Como Fraga estaba en Alemania, el Gobierno transfirió la responsabilidad a los mandos policiales. Decidieron mano dura. Violando el Concordato con la Santa Sede, que protegía el ámbito eclesiástico, la policía armada lanzó gases lacrimógenos dentro del templo y los presentes fueron obligados a abandonar el templo. Los agentes utilizaron contra ellos no sólo porras y pelotas de goma, sino también armas de fuego.

Aún quedan incógnitas por resolver. Según el historiador Carlos Karniser, se trató “evidentemente de un hecho delictivo, pero si hubo una orden directa para actuar así porque era especialmente grave, o si fue una decisión de las fuerzas policiales que estaban allí y fue negligencia, eso es algo que no pudimos averiguar en la documentación”.
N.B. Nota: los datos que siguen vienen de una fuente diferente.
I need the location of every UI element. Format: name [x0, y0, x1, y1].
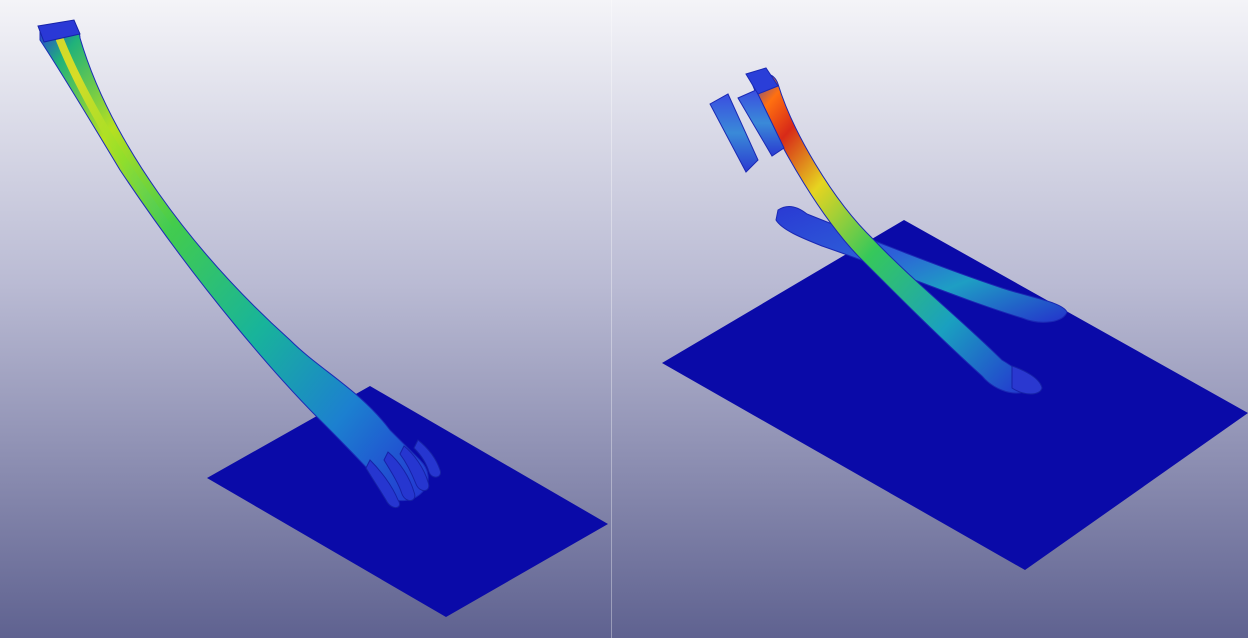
- bone-proximal-end: [37, 19, 81, 43]
- bone-shaft: [39, 26, 429, 502]
- left-scene: [0, 0, 612, 638]
- bone-distal-end: [1011, 365, 1043, 395]
- fragment-1: [709, 93, 759, 173]
- fractured-bone-model[interactable]: [709, 67, 1068, 395]
- viewport-left[interactable]: [0, 0, 612, 638]
- right-scene: [612, 0, 1248, 638]
- bone-distal-end: [365, 439, 442, 508]
- bone-fragments: [709, 67, 785, 173]
- base-plate: [662, 220, 1248, 570]
- base-plate: [207, 386, 608, 617]
- bone-model[interactable]: [37, 19, 442, 508]
- fragment-cap: [745, 67, 779, 95]
- viewport-right[interactable]: [612, 0, 1248, 638]
- fragment-2: [737, 89, 785, 157]
- viewport-divider[interactable]: [611, 0, 612, 638]
- stress-band: [56, 36, 274, 344]
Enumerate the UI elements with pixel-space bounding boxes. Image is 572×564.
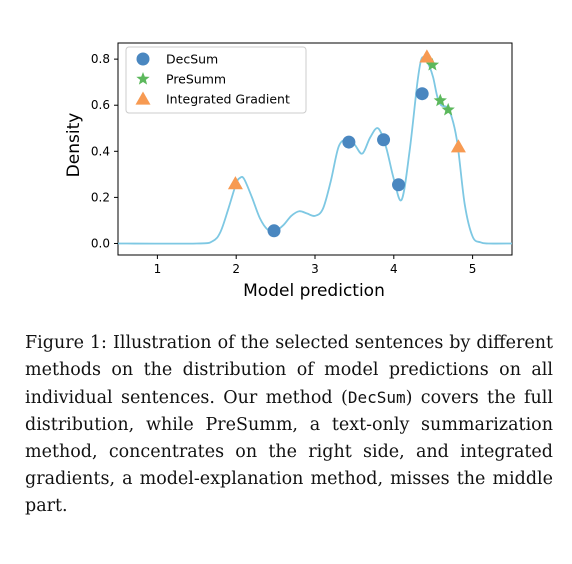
caption-text: ) covers the full distribution, while Pr… [25, 388, 553, 516]
legend-integrated-gradient-label: Integrated Gradient [166, 92, 290, 107]
integrated-gradient-point [450, 139, 466, 153]
y-tick-label: 0.8 [91, 52, 110, 66]
integrated-gradient-point [419, 49, 435, 63]
legend-box [125, 46, 307, 114]
legend-integrated-gradient-marker [135, 91, 151, 105]
y-tick-label: 0.4 [91, 144, 110, 158]
presumm-point [441, 102, 455, 116]
presumm-point [433, 93, 447, 107]
y-axis-label: Density [64, 113, 84, 178]
legend: DecSum PreSumm Integrated Gradient [125, 46, 307, 114]
plot-axes: 1 2 3 4 5 0.0 0.2 0.4 0.6 0.8 [91, 42, 513, 276]
legend-presumm-label: PreSumm [166, 72, 226, 87]
figure-caption: Figure 1: Illustration of the selected s… [25, 330, 553, 520]
legend-presumm-marker [136, 72, 150, 85]
decsum-point [415, 87, 429, 101]
legend-decsum-marker [136, 52, 150, 66]
decsum-point [342, 135, 356, 149]
x-tick-label: 4 [390, 262, 398, 276]
integrated-gradient-point [227, 176, 243, 190]
y-tick-label: 0.2 [91, 190, 110, 204]
decsum-point [392, 178, 406, 192]
y-tick-label: 0.6 [91, 98, 110, 112]
x-tick-label: 3 [311, 262, 319, 276]
x-axis-label: Model prediction [243, 281, 385, 301]
caption-code-text: DecSum [347, 388, 406, 407]
x-tick-label: 5 [469, 262, 477, 276]
presumm-point [425, 57, 440, 71]
decsum-point [377, 133, 391, 147]
marker-layer [227, 49, 466, 238]
decsum-point [267, 224, 281, 238]
legend-decsum-label: DecSum [166, 52, 218, 67]
caption-text: Figure 1: Illustration of the selected s… [25, 333, 553, 408]
y-tick-label: 0.0 [91, 236, 110, 250]
density-chart: 1 2 3 4 5 0.0 0.2 0.4 0.6 0.8 DecSum PreSumm Integr… [64, 42, 513, 301]
x-tick-label: 2 [232, 262, 240, 276]
x-tick-label: 1 [154, 262, 162, 276]
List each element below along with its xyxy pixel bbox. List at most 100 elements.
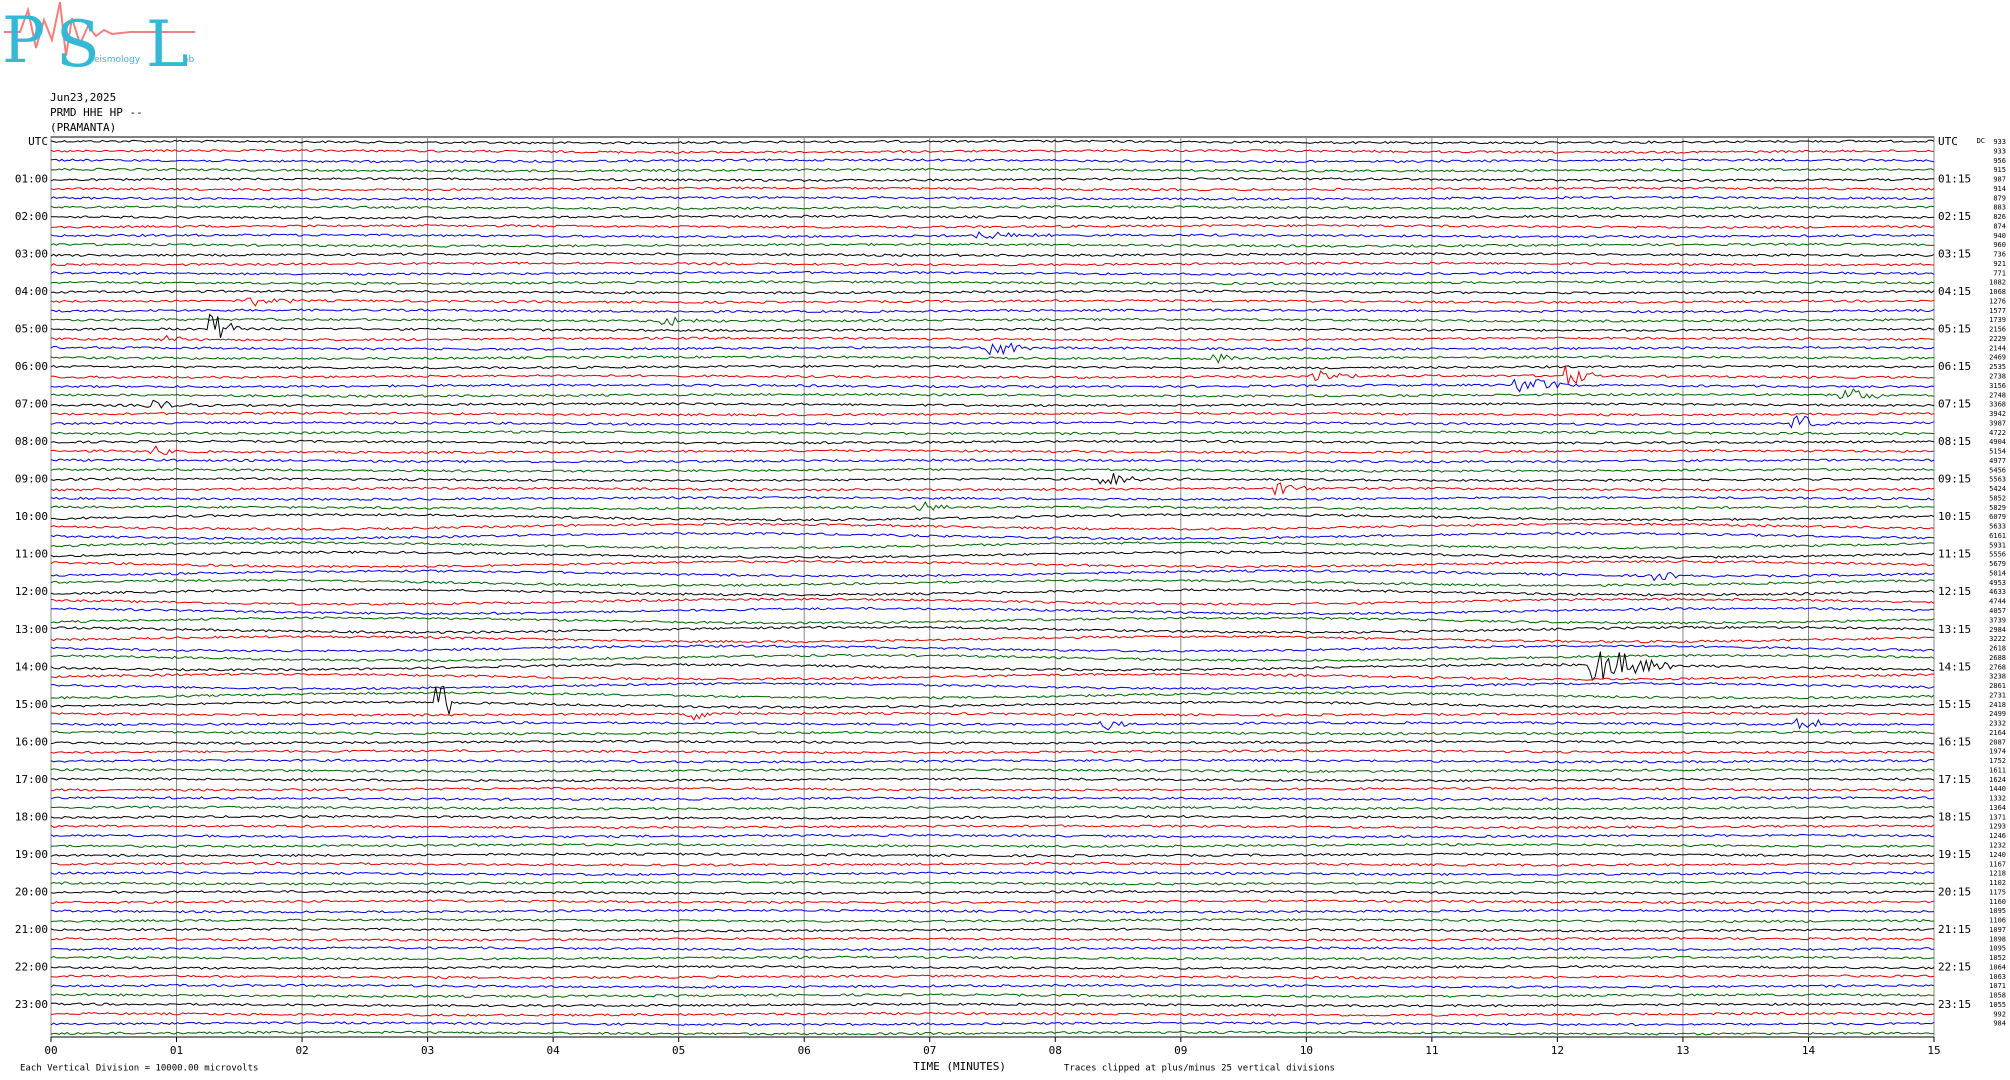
left-time-label: 20:00 [15,885,48,898]
left-time-label: 02:00 [15,210,48,223]
right-time-label: 01:15 [1938,173,1971,186]
trace [50,167,1935,173]
trace-value: 1106 [1989,917,2006,925]
trace-value: 1624 [1989,776,2006,784]
trace-value: 5829 [1989,504,2006,512]
logo-letter: S [56,8,100,82]
trace [50,861,1935,867]
trace [50,983,1935,989]
trace-value: 1167 [1989,860,2006,868]
trace [50,936,1935,942]
logo-wave [4,1,195,57]
trace-value: 1095 [1989,907,2006,915]
trace [50,364,1935,370]
right-time-label: 08:15 [1938,435,1971,448]
trace [50,955,1935,961]
trace [50,399,1935,409]
trace [50,625,1935,634]
trace-value: 1098 [1989,935,2006,943]
trace-value: 933 [1993,147,2006,155]
right-time-label: 20:15 [1938,885,1971,898]
trace-value: 3238 [1989,673,2006,681]
trace [50,308,1935,314]
trace-value: 1102 [1989,879,2006,887]
right-time-label: 02:15 [1938,210,1971,223]
x-axis-label: TIME (MINUTES) [913,1060,1006,1073]
trace [50,833,1935,839]
trace-value: 1371 [1989,813,2006,821]
trace [50,242,1934,248]
trace-value: 883 [1993,204,2006,212]
x-tick-label: 01 [170,1044,183,1057]
trace [50,513,1935,522]
left-time-label: 23:00 [15,998,48,1011]
trace [50,522,1935,531]
trace-value: 1063 [1989,973,2006,981]
trace-value: 5852 [1989,494,2006,502]
trace [50,890,1935,895]
trace [50,824,1935,830]
trace [50,672,1935,681]
x-tick-label: 13 [1676,1044,1689,1057]
x-tick-label: 14 [1802,1044,1816,1057]
trace [50,334,1935,342]
trace [50,531,1935,541]
trace [50,342,1935,356]
right-time-label: 07:15 [1938,398,1971,411]
trace [50,1011,1935,1017]
left-time-label: 22:00 [15,960,48,973]
trace-value: 2469 [1989,354,2006,362]
trace [50,681,1935,691]
traces [50,139,1935,1036]
right-time-label: 17:15 [1938,773,1971,786]
trace [50,458,1935,464]
trace [50,777,1935,783]
right-time-label: 10:15 [1938,510,1971,523]
labels: 00 01 02 03 04 05 06 07 08 09 10 11 12 13 14 15 UTC 01:00… [15,135,2006,1057]
trace [50,685,1935,715]
trace-value: 933 [1993,138,2006,146]
station: PRMD HHE HP -- [50,106,143,119]
trace [50,927,1935,933]
left-time-label: 13:00 [15,623,48,636]
trace-value: 1240 [1989,851,2006,859]
trace-value: 2087 [1989,738,2006,746]
trace [50,231,1935,239]
trace-value: 771 [1993,269,2006,277]
trace [50,261,1935,267]
logo-letter: P [2,4,45,78]
trace [50,353,1935,364]
trace [50,205,1935,211]
left-time-label: 21:00 [15,923,48,936]
right-time-label: 06:15 [1938,360,1971,373]
trace [50,717,1935,731]
left-time-label: 01:00 [15,173,48,186]
trace-value: 3222 [1989,635,2006,643]
x-tick-label: 08 [1049,1044,1062,1057]
trace-value: 2144 [1989,344,2006,352]
logo: P S L eismology ab [2,1,195,82]
trace-value: 2861 [1989,682,2006,690]
trace [50,606,1935,616]
trace [50,445,1935,455]
trace [50,651,1935,681]
trace-value: 915 [1993,166,2006,174]
left-time-label: 12:00 [15,585,48,598]
trace-value: 1364 [1989,804,2006,812]
trace [50,768,1935,773]
x-tick-label: 15 [1927,1044,1940,1057]
trace-value: 940 [1993,232,2006,240]
trace-value: 1232 [1989,842,2006,850]
logo-text: eismology [94,55,141,65]
trace [50,378,1935,393]
trace [50,814,1935,820]
trace-value: 2768 [1989,663,2006,671]
trace-value: 1160 [1989,898,2006,906]
trace [50,758,1935,764]
right-time-label: 11:15 [1938,548,1971,561]
trace [50,388,1935,400]
trace-value: 736 [1993,251,2006,259]
trace [50,786,1935,792]
trace [50,186,1935,192]
right-time-label: 21:15 [1938,923,1971,936]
Policías armados mataron a un total de cinco trabajadores: Pedro María Martínez, Francisco Aznar, Romualdo Barroso, José Castillo y Bienvenido Pereda. A la lista habría que sumar casi un centenar de heridos, entre ellos algunos agentes. Además, un sexto manifestante que protestaba por la masacre en Tarragona, Juan Gabriel Rodrigo, murió al caer de un tejado mientras huía de la policía.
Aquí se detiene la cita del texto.